People are often surprised to learn that a crystal in its natural form can cost more than a piece of jewelry. Here’s why: An independent miner who harvests a crystal might take it immediately into town in search of the instant reward it can offer. The buyer, however, is likely to pay only for the part of the crystal that will be used in the product to be made from it. But if I am in a mine in Thailand, Madagascar, China or somewhere else in the world and a miner offers me a crystal, I would purchase and pay for the whole object, because I plan to keep it intact. The miner earns more, and I save a precious crystal from being crushed. It is much more common to find broken or damaged crystals from which to cut gemstones. But finding a pristine and aesthetic complete crystal is significantly more difficult, and it is much more challenging to find and remove these intact crystals without harming the natural shape.
Determining the value of colored stones is a complex process. Many variables are in play, including subtleties of color saturation, brightness, and provenance of point of origin. Each crystal is unique, formed tens of millions of years ago through eons of heating and cooling, and there will never be two exactly alike.

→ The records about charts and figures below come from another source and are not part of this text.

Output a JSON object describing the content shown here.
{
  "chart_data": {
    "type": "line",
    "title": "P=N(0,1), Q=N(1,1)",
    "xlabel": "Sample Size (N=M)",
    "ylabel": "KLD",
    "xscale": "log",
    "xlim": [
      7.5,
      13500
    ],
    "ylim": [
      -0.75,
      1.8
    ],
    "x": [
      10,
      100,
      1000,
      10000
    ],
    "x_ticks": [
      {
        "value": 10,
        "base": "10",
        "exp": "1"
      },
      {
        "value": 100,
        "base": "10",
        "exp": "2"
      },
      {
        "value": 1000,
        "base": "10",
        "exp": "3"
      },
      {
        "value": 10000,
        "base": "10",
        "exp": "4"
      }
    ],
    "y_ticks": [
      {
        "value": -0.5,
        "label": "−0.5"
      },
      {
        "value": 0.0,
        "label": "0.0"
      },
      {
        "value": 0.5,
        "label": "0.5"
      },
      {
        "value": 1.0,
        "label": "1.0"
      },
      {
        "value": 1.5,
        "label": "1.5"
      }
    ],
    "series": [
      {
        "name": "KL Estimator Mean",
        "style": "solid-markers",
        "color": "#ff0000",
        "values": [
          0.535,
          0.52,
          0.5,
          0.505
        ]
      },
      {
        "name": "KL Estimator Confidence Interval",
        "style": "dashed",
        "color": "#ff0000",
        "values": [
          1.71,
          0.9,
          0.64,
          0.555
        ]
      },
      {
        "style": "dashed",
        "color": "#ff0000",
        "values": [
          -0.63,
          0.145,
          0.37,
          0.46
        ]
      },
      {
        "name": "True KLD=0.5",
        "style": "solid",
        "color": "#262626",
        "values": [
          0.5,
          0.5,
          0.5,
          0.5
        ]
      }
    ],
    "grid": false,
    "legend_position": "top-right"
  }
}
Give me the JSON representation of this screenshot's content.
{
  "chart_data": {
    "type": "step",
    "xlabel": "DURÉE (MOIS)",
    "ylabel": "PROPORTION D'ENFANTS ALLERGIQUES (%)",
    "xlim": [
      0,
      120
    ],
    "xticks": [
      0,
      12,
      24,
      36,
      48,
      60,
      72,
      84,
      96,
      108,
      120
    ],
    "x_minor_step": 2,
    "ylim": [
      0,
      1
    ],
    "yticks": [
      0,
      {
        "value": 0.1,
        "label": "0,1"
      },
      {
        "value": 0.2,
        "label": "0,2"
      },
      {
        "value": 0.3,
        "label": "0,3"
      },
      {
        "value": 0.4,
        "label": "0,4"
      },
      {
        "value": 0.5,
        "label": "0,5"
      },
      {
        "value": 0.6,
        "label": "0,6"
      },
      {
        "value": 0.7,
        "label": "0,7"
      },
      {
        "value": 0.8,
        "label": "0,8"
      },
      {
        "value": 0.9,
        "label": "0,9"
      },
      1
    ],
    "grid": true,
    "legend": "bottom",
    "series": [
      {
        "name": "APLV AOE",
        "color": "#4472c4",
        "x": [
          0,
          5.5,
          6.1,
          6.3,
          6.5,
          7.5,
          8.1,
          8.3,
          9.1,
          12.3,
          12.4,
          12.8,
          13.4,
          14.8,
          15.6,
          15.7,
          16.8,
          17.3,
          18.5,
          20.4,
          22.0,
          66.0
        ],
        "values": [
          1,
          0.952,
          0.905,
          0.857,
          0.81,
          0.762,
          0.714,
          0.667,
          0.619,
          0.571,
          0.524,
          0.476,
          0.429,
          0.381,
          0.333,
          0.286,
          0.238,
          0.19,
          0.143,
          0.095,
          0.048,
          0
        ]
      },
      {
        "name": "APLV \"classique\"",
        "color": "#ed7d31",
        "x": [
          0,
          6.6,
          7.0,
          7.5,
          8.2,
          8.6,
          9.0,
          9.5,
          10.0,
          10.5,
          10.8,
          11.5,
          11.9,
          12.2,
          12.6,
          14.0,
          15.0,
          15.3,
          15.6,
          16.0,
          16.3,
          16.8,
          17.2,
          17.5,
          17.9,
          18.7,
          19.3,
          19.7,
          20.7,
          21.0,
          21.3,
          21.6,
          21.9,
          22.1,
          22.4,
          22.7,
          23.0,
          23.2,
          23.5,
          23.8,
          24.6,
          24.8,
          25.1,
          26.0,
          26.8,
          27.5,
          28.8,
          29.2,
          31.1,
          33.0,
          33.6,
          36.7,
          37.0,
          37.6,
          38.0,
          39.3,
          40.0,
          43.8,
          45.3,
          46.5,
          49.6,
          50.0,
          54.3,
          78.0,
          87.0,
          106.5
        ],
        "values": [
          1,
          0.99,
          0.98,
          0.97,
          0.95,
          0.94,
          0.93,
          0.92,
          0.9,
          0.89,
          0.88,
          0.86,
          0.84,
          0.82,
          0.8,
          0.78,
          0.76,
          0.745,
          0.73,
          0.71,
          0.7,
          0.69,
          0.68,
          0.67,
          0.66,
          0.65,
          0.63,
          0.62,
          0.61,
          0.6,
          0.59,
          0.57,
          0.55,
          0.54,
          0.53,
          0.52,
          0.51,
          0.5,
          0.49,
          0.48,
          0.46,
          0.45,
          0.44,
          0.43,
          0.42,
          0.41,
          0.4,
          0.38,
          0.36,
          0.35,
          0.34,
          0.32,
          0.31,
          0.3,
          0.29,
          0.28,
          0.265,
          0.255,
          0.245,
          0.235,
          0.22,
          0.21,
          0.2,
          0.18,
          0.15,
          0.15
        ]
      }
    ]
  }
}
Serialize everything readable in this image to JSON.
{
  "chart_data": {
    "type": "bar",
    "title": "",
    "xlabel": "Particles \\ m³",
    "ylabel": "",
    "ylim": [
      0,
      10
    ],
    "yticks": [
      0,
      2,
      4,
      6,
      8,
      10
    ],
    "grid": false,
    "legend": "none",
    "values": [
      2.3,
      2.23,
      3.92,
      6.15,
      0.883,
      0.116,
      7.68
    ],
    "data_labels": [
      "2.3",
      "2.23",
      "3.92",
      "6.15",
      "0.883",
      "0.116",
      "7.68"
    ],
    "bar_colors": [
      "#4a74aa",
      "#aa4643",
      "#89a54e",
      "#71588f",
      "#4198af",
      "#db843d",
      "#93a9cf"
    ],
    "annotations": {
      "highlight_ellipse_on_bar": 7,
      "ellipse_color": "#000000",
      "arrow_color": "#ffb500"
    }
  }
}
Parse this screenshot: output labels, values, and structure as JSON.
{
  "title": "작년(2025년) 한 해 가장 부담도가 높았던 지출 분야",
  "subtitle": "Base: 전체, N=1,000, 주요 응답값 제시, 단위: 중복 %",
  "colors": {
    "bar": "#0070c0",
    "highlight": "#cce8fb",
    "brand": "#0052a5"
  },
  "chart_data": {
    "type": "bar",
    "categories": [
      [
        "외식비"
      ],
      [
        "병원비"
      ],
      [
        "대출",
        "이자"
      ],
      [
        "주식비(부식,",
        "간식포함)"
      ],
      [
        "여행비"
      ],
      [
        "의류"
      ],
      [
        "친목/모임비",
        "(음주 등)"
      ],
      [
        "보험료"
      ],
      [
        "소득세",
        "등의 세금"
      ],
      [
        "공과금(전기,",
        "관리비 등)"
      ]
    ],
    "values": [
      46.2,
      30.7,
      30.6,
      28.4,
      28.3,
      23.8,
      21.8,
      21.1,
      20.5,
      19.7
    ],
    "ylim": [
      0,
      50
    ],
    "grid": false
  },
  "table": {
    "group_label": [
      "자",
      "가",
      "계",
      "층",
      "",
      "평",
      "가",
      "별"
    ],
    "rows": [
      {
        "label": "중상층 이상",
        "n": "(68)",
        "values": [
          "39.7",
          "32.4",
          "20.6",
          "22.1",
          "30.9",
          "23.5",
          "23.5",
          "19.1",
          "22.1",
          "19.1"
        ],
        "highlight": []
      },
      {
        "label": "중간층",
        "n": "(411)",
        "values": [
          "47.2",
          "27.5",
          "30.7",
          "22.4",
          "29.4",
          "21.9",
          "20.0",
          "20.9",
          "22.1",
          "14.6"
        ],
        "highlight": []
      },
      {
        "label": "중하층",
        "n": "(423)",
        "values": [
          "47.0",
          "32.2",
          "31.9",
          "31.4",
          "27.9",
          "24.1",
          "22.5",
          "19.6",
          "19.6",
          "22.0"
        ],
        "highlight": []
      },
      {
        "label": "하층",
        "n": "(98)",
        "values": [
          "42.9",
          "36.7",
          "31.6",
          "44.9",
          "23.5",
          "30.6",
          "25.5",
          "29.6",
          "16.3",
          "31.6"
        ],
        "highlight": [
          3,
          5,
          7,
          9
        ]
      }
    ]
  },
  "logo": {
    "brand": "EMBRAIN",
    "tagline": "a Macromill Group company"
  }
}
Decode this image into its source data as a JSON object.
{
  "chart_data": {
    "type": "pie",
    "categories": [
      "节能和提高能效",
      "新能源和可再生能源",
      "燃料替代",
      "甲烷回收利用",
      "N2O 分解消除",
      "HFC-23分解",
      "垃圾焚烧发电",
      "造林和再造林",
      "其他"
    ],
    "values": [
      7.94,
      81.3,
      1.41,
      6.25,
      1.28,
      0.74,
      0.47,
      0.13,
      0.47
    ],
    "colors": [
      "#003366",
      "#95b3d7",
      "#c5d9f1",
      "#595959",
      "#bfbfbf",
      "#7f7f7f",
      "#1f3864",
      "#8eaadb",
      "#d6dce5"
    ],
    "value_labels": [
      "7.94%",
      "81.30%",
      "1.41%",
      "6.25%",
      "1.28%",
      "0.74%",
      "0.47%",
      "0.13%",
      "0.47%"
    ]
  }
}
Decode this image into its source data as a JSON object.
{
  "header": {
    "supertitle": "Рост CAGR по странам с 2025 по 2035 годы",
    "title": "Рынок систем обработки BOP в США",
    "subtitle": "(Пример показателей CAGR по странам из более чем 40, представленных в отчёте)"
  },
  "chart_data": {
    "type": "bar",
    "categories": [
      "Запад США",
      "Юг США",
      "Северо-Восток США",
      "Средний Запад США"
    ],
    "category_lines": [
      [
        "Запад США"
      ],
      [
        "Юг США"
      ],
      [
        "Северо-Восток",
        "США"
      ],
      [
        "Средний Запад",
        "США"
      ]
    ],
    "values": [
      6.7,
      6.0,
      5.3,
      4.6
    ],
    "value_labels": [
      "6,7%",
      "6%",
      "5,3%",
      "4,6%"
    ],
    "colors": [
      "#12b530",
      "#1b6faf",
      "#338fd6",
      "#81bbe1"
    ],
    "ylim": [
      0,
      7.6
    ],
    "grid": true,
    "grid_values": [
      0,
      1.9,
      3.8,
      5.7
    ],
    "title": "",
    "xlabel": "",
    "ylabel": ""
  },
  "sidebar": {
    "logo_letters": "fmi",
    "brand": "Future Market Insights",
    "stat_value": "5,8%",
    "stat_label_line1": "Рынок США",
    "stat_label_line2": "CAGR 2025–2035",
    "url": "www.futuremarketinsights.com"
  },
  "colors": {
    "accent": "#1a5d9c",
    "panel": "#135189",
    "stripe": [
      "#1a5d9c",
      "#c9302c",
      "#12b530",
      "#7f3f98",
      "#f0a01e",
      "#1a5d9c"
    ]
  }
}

Collecting these beautiful objects is a fascinating hobby. It is available to all kinds of people at different economic levels. I myself started collecting “rocks” that sold for a dollar, and I now routinely sell fine mineral specimens that cost $10,000 to $100,000. But an individual who can afford just a few hundred dollars to a few thousand can get something uniquely beautiful in which he or she can take as much pride as a fine painting, and is still worthy of museum displays or philanthropic donations. As with many collections, part of the reward is the joy of the hunt. In the world of minerals, there will always be something new and beautiful to discover each year for any level of collector.